Un bureau d’étude engagé
Ainsi, par exemple, le Basic a publié en février 2021 une Étude des financements publics et privés liés à l’utilisation agricole de pesticides en France pour le compte de la Fondation Nicolas Hulot pour la nature et l’homme. Ou encore, en septembre 2021, une Étude de démarches de durabilité dans le domaine alimentaire à la demande du WWF France et de Greenpeace France. Sur son site, l’objectif est d’ailleurs clairement affiché : « Nourrir les campagnes de plaidoyers des ONG françaises et internationales. » Autrement dit, le Basic s’emploie principalement à fournir des outils de lobbying pour les ONG de la nébuleuse écologiste et altermondialiste. Créé en 2013 par Christophe Alliot et Sylvain Ly, deux anciens de l’ONG Max Havelaar France qui gère le label du commerce équitable Fairtrade/Max Havelaar, le Basic n’a donc rien d’un bureau d’études indépendant et objectif. Dans le cadre de son sociétariat, il entretient « des relations partenariales et collaboratives avec le monde associatif et syndical, le monde universitaire, les médias et le monde professionnel ». Il a en particulier un lien étroit avec la Fondation Charles Léopold Mayer pour le progrès de l’homme (FPH), connue pour ses activités de soutien à de nombreuses ONG de la mouvance écologiste, d’autant plus étroit que le bureau du Basic est situé au siège même de cette fondation. On répertorie en outre, parmi ses associés actionnaires, des représentants de différentes structures financées par la FPH : l’Institut Veblen (260 000 euros en 2019), Alter médias-Bastamag (105 000 euros en 2019), Sciences Citoyennes (155 000 euros en 2018), Banana Link (100 000 euros en 2019), Ingénieurs sans Frontières (60 000 euros en 2019).
Un schéma familier
Le Basic a reçu directement des subventions de la FPH dès sa création et continue à en recevoir (environ 85000 euros entre 2016 et 2019). Il ne survit d’ailleurs pas grâce à ses prestations de services puisque, sur ces six dernières années, il a reçu plus de 840 000 euros de subventions d’exploitation, représentant 45 % de ses recettes. Une fois de plus, on se trouve confronté à un schéma familier.

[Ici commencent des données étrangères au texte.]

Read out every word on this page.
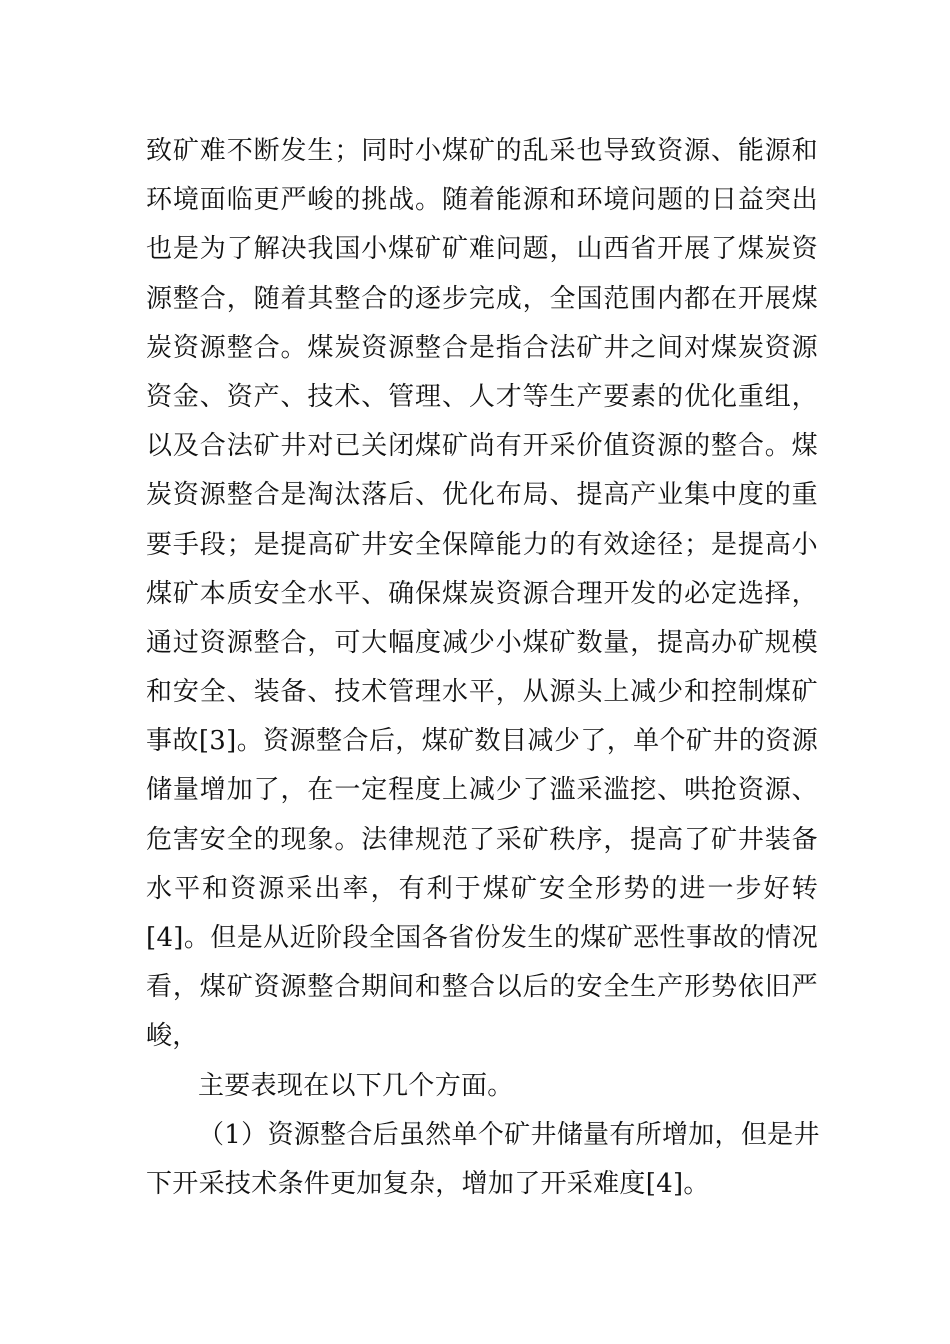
致矿难不断发生；同时小煤矿的乱采也导致资源、能源和
环境面临更严峻的挑战。随着能源和环境问题的日益突出
也是为了解决我国小煤矿矿难问题，山西省开展了煤炭资
源整合，随着其整合的逐步完成，全国范围内都在开展煤
炭资源整合。煤炭资源整合是指合法矿井之间对煤炭资源
资金、资产、技术、管理、人才等生产要素的优化重组，
以及合法矿井对已关闭煤矿尚有开采价值资源的整合。煤
炭资源整合是淘汰落后、优化布局、提高产业集中度的重
要手段；是提高矿井安全保障能力的有效途径；是提高小
煤矿本质安全水平、确保煤炭资源合理开发的必定选择，
通过资源整合，可大幅度减少小煤矿数量，提高办矿规模
和安全、装备、技术管理水平，从源头上减少和控制煤矿
事故[3]。资源整合后，煤矿数目减少了，单个矿井的资源
储量增加了，在一定程度上减少了滥采滥挖、哄抢资源、
危害安全的现象。法律规范了采矿秩序，提高了矿井装备
水平和资源采出率，有利于煤矿安全形势的进一步好转
[4]。但是从近阶段全国各省份发生的煤矿恶性事故的情况
看，煤矿资源整合期间和整合以后的安全生产形势依旧严
峻，
主要表现在以下几个方面。
（1）资源整合后虽然单个矿井储量有所增加，但是井
下开采技术条件更加复杂，增加了开采难度[4]。
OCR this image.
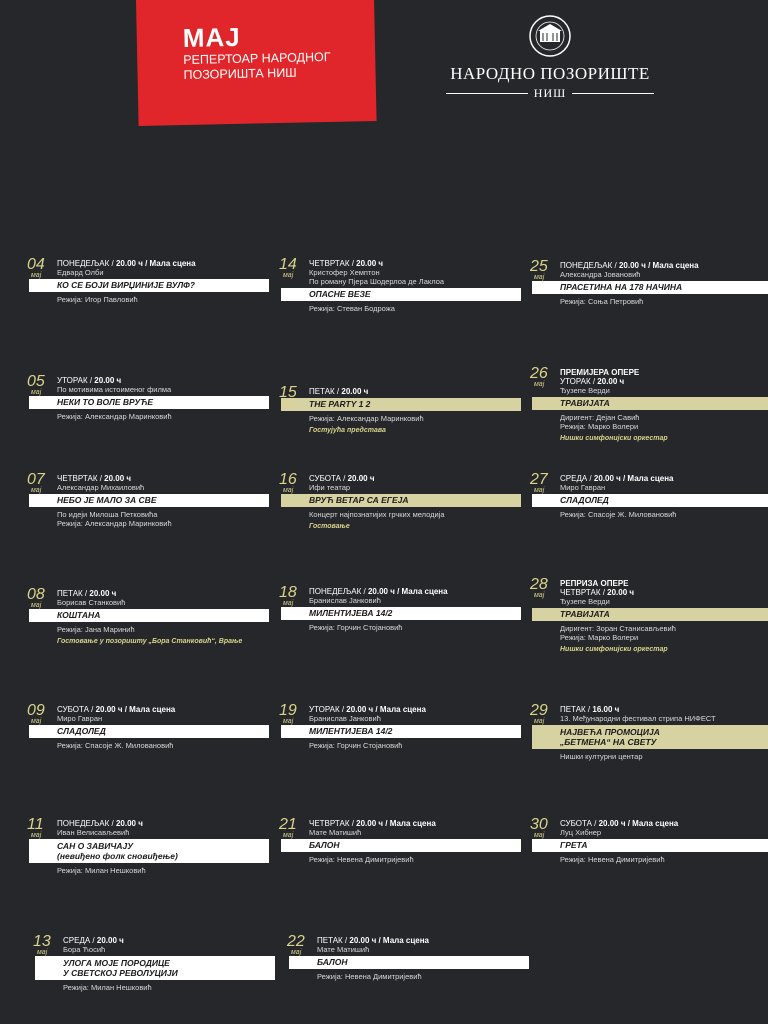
МАЈ
РЕПЕРТОАР НАРОДНОГ ПОЗОРИШТА НИШ	НАРОДНО ПОЗОРИШТЕ
НИШ
04
мај
ПОНЕДЕЉАК / 20.00 ч / Мала сцена
Едвард Олби
КО СЕ БОЈИ ВИРЏИНИЈЕ ВУЛФ?
Режија: Игор Павловић
05
мај
УТОРАК / 20.00 ч
По мотивима истоименог филма
НЕКИ ТО ВОЛЕ ВРУЋЕ
Режија: Александар Маринковић
07
мај
ЧЕТВРТАК / 20.00 ч
Александар Михаиловић
НЕБО ЈЕ МАЛО ЗА СВЕ
По идеји Милоша Петковића
Режија: Александар Маринковић
08
мај
ПЕТАК / 20.00 ч
Борисав Станковић
КОШТАНА
Режија: Јана Маринић
Гостовање у позоришту „Бора Станковић“, Врање
09
мај
СУБОТА / 20.00 ч / Мала сцена
Миро Гавран
СЛАДОЛЕД
Режија: Спасоје Ж. Миловановић
11
мај
ПОНЕДЕЉАК / 20.00 ч
Иван Велисављевић
САН О ЗАВИЧАЈУ
(невиђено фолк сновиђење)
Режија: Милан Нешковић
13
мај
СРЕДА / 20.00 ч
Бора Ћосић
УЛОГА МОЈЕ ПОРОДИЦЕ
У СВЕТСКОЈ РЕВОЛУЦИЈИ
Режија: Милан Нешковић
14
мај
ЧЕТВРТАК / 20.00 ч
Кристофер Хемптон
По роману Пјера Шодерлоа де Лаклоа
ОПАСНЕ ВЕЗЕ
Режија: Стеван Бодрожа
15
мај
ПЕТАК / 20.00 ч
THE PARTY 1 2
Режија: Александар Маринковић
Гостујућа представа
16
мај
СУБОТА / 20.00 ч
Ифи театар
ВРУЋ ВЕТАР СА ЕГЕЈА
Концерт најпознатијих грчких мелодија
Гостовање
18
мај
ПОНЕДЕЉАК / 20.00 ч / Мала сцена
Бранислав Јанковић
МИЛЕНТИЈЕВА 14/2
Режија: Горчин Стојановић
19
мај
УТОРАК / 20.00 ч / Мала сцена
Бранислав Јанковић
МИЛЕНТИЈЕВА 14/2
Режија: Горчин Стојановић
21
мај
ЧЕТВРТАК / 20.00 ч / Мала сцена
Мате Матишић
БАЛОН
Режија: Невена Димитријевић
22
мај
ПЕТАК / 20.00 ч / Мала сцена
Мате Матишић
БАЛОН
Режија: Невена Димитријевић
25
мај
ПОНЕДЕЉАК / 20.00 ч / Мала сцена
Александра Јовановић
ПРАСЕТИНА НА 178 НАЧИНА
Режија: Соња Петровић
26
мај
ПРЕМИЈЕРА ОПЕРЕ
УТОРАК / 20.00 ч
Ђузепе Верди
ТРАВИЈАТА
Диригент: Дејан Савић
Режија: Марко Волери
Нишки симфонијски оркестар
27
мај
СРЕДА / 20.00 ч / Мала сцена
Миро Гавран
СЛАДОЛЕД
Режија: Спасоје Ж. Миловановић
28
мај
РЕПРИЗА ОПЕРЕ
ЧЕТВРТАК / 20.00 ч
Ђузепе Верди
ТРАВИЈАТА
Диригент: Зоран Станисављевић
Режија: Марко Волери
Нишки симфонијски оркестар
29
мај
ПЕТАК / 16.00 ч
13. Међународни фестивал стрипа НИФЕСТ
НАЈВЕЋА ПРОМОЦИЈА
„БЕТМЕНА“ НА СВЕТУ
Нишки културни центар
30
мај
СУБОТА / 20.00 ч / Мала сцена
Луц Хибнер
ГРЕТА
Режија: Невена Димитријевић
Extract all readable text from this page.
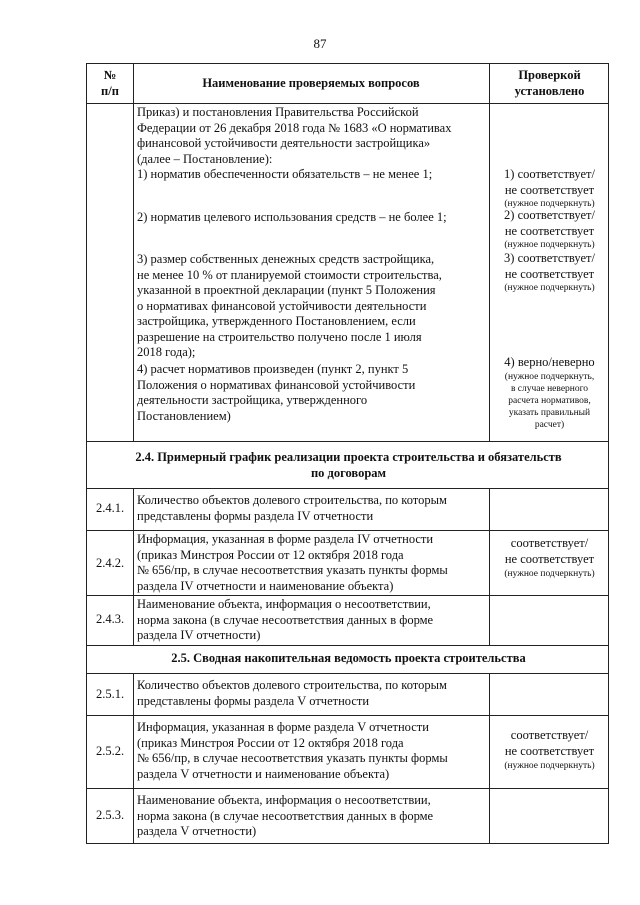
87
№
п/п
Наименование проверяемых вопросов
Проверкой
установлено
Приказ) и постановления Правительства Российской
Федерации от 26 декабря 2018 года № 1683 «О нормативах
финансовой устойчивости деятельности застройщика»
(далее – Постановление):
1) норматив обеспеченности обязательств – не менее 1;	1) соответствует/
не соответствует
(нужное подчеркнуть)
2) норматив целевого использования средств – не более 1;	2) соответствует/
не соответствует
(нужное подчеркнуть)
3) размер собственных денежных средств застройщика,
не менее 10 % от планируемой стоимости строительства,
указанной в проектной декларации (пункт 5 Положения
о нормативах финансовой устойчивости деятельности
застройщика, утвержденного Постановлением, если
разрешение на строительство получено после 1 июля
2018 года);
3) соответствует/
не соответствует
(нужное подчеркнуть)
4) расчет нормативов произведен (пункт 2, пункт 5
Положения о нормативах финансовой устойчивости
деятельности застройщика, утвержденного
Постановлением)
4) верно/неверно
(нужное подчеркнуть,
в случае неверного
расчета нормативов,
указать правильный
расчет)
2.4. Примерный график реализации проекта строительства и обязательств
по договорам
2.4.1.
Количество объектов долевого строительства, по которым
представлены формы раздела IV отчетности
2.4.2.
Информация, указанная в форме раздела IV отчетности
(приказ Минстроя России от 12 октября 2018 года
№ 656/пр, в случае несоответствия указать пункты формы
раздела IV отчетности и наименование объекта)
соответствует/
не соответствует
(нужное подчеркнуть)
2.4.3.
Наименование объекта, информация о несоответствии,
норма закона (в случае несоответствия данных в форме
раздела IV отчетности)
2.5. Сводная накопительная ведомость проекта строительства
2.5.1.
Количество объектов долевого строительства, по которым
представлены формы раздела V отчетности
2.5.2.
Информация, указанная в форме раздела V отчетности
(приказ Минстроя России от 12 октября 2018 года
№ 656/пр, в случае несоответствия указать пункты формы
раздела V отчетности и наименование объекта)
соответствует/
не соответствует
(нужное подчеркнуть)
2.5.3.
Наименование объекта, информация о несоответствии,
норма закона (в случае несоответствия данных в форме
раздела V отчетности)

Déjà, en 1999, sous l’impulsion de la FPH, l’association Inf’OGM avait été créée afin de fournir aux associations militantes des outils de lobbying contre les OGM sous couvert d’une apparence de neutralité. De nouveau, toujours avec le soutien de la FPH, le Basic, sous des allures d’expertise indépendante et neutre, constitue une structure au service des ONG militantes. Une stratégie assurément gagnante puisqu’à chaque fois, certains médias se laissent berner, en reprenant l’essentiel du discours délivré sans y apporter les nuances indispensables.